I don't see a solution to this using the available api documentation.

It is also not available on the web console.

Is it possible to get the file url using the Watson Discovery Service?

回答1:

If you need to store the original source/file URL, you can include it as a field within your documents in the Discovery service, then you will be able to query that field back out when needed.



回答2:

I also struggled with this request but ultimately got it working using Python bindings into Watson Discovery. The online documentation and API reference is very poor; here's what I used to get it working:

(Assume you have a Watson Discovery service and have a created collection):

# Programmatic upload and retrieval of documents and metadata with Watson Discovery

from watson_developer_cloud import DiscoveryV1
import os
import json

discovery = DiscoveryV1(
    version='2017-11-07',
    iam_apikey='xxxxxxxxxxxxxxxxxxxxxxxxxxxxxxxxxxxxxx',
    url='https://gateway-syd.watsonplatform.net/discovery/api'
)

environments = discovery.list_environments().get_result()
print(json.dumps(environments, indent=2))

This gives you your environment ID. Now append to your code:

collections = discovery.list_collections('{environment-id}').get_result()
print(json.dumps(collections, indent=2))

This will show you the collection ID for uploading documents into programmatically. You should have a document to upload (in my case, an MS Word document), and its accompanying URL from your own source document system. I'll use a trivial fictitious example.
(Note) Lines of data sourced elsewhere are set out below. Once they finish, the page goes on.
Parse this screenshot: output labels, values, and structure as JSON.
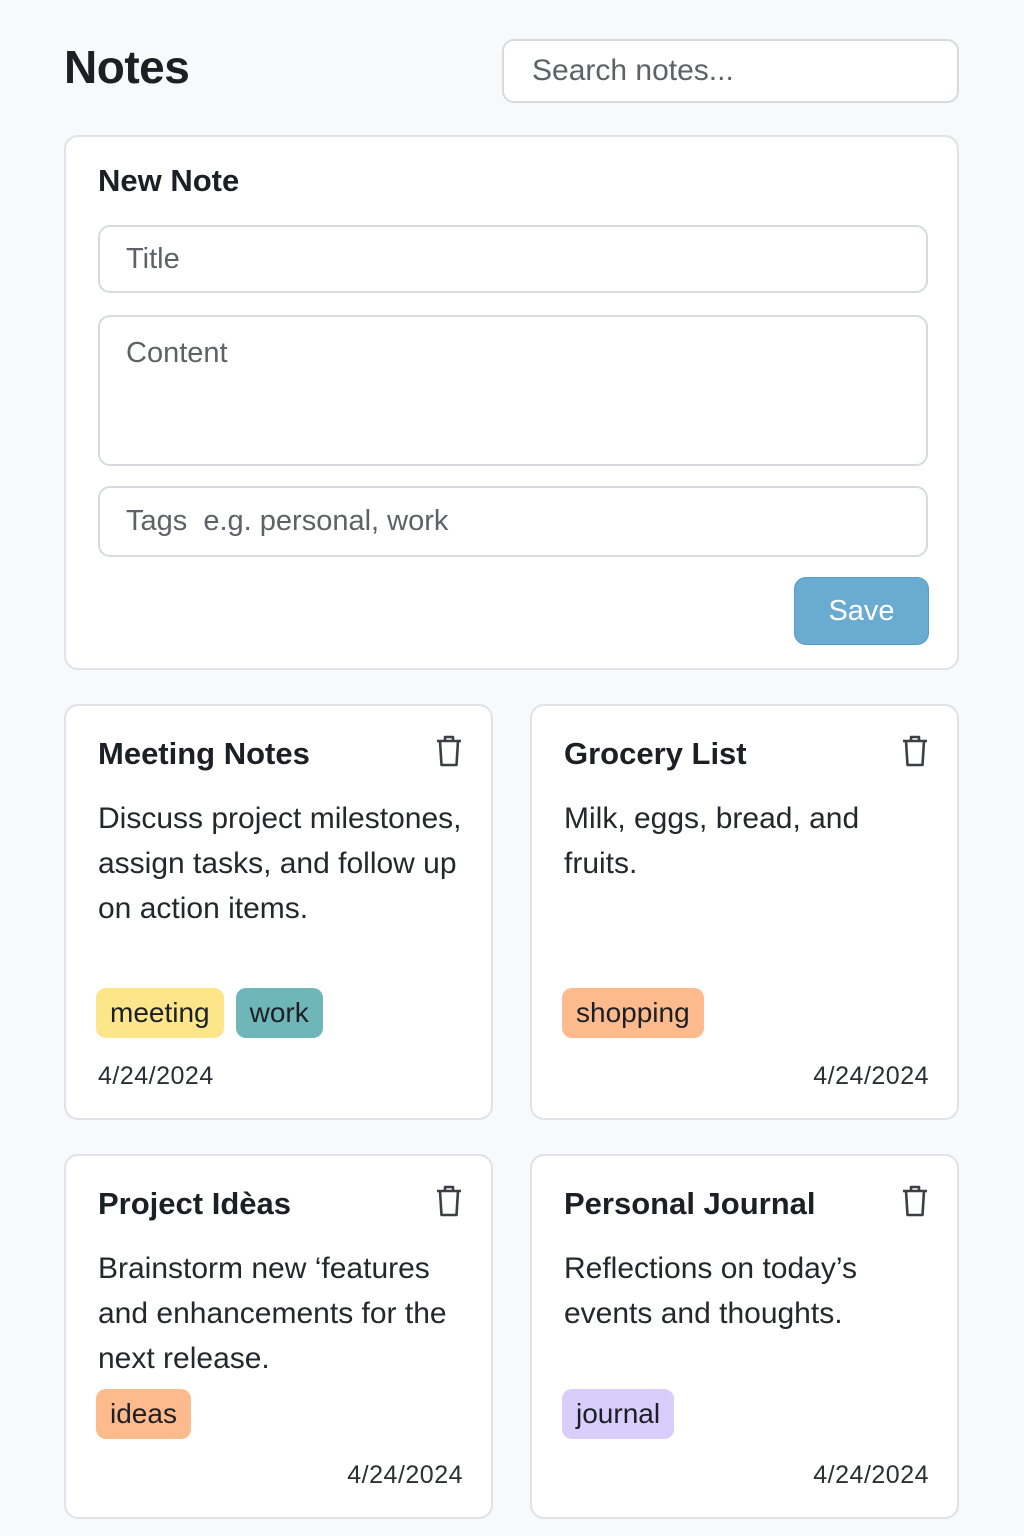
{
  "header": {
    "title": "Notes",
    "search_placeholder": "Search notes..."
  },
  "new_note": {
    "heading": "New Note",
    "title_placeholder": "Title",
    "content_placeholder": "Content",
    "tags_placeholder": "Tags  e.g. personal, work",
    "save_label": "Save",
    "save_color": "#6aabd2"
  },
  "notes": [
    {
      "title": "Meeting Notes",
      "body": "Discuss project milestones, assign tasks, and follow up on action items.",
      "tags": [
        {
          "label": "meeting",
          "color": "#fde68a"
        },
        {
          "label": "work",
          "color": "#6fb6b8"
        }
      ],
      "date": "4/24/2024",
      "delete_icon": "trash-icon"
    },
    {
      "title": "Grocery List",
      "body": "Milk, eggs, bread, and fruits.",
      "tags": [
        {
          "label": "shopping",
          "color": "#fdba8c"
        }
      ],
      "date": "4/24/2024",
      "delete_icon": "trash-icon"
    },
    {
      "title": "Project Idèas",
      "body": "Brainstorm new ‘features and enhancements for the next release.",
      "tags": [
        {
          "label": "ideas",
          "color": "#fdba8c"
        }
      ],
      "date": "4/24/2024",
      "delete_icon": "trash-icon"
    },
    {
      "title": "Personal Journal",
      "body": "Reflections on today’s events and thoughts.",
      "tags": [
        {
          "label": "journal",
          "color": "#d8cdfb"
        }
      ],
      "date": "4/24/2024",
      "delete_icon": "trash-icon"
    }
  ]
}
NOTE: the documentation DOES NOT tell you to append , 'rb' to the end of the open statement, but it is required when uploading a Word document, as in my example below. Raw text / HTML documents can be uploaded without the 'rb' parameter.

url = {"source_url":"http://mysite/dis030.docx"}
with open(os.path.join(os.getcwd(), '{path to your document folder with trailing / }', 'dis030.docx'), 'rb') as fileinfo:
    add_doc = discovery.add_document('{environment-id}', '{collections-id}', metadata=json.dumps(url), file=fileinfo).get_result()
    print(json.dumps(add_doc, indent=2))
    print(add_doc["document_id"])

Note the setting up of the metadata as a JSON dictionary, and then encoding it using json.dumps within the parameters. So far I've only wanted to store the original source URL but you could extend this with other parameters as your own use case requires.

This call to Discovery gives you the document ID.

You can now query the collection and extract the metadata using something like a Discovery query:

my_query = discovery.query('{environment-id}', '{collection-id}', natural_language_query="chlorine safety")
print(json.dumps(my_query.result["results"][0]["metadata"], indent=2))

Note - I'm extracting just the stored metadata here from within the overall returned results - if you instead just had: print(my_query) you'll get the full response from Discovery ... but ... there's a lot to go through to identify just your own custom metadata.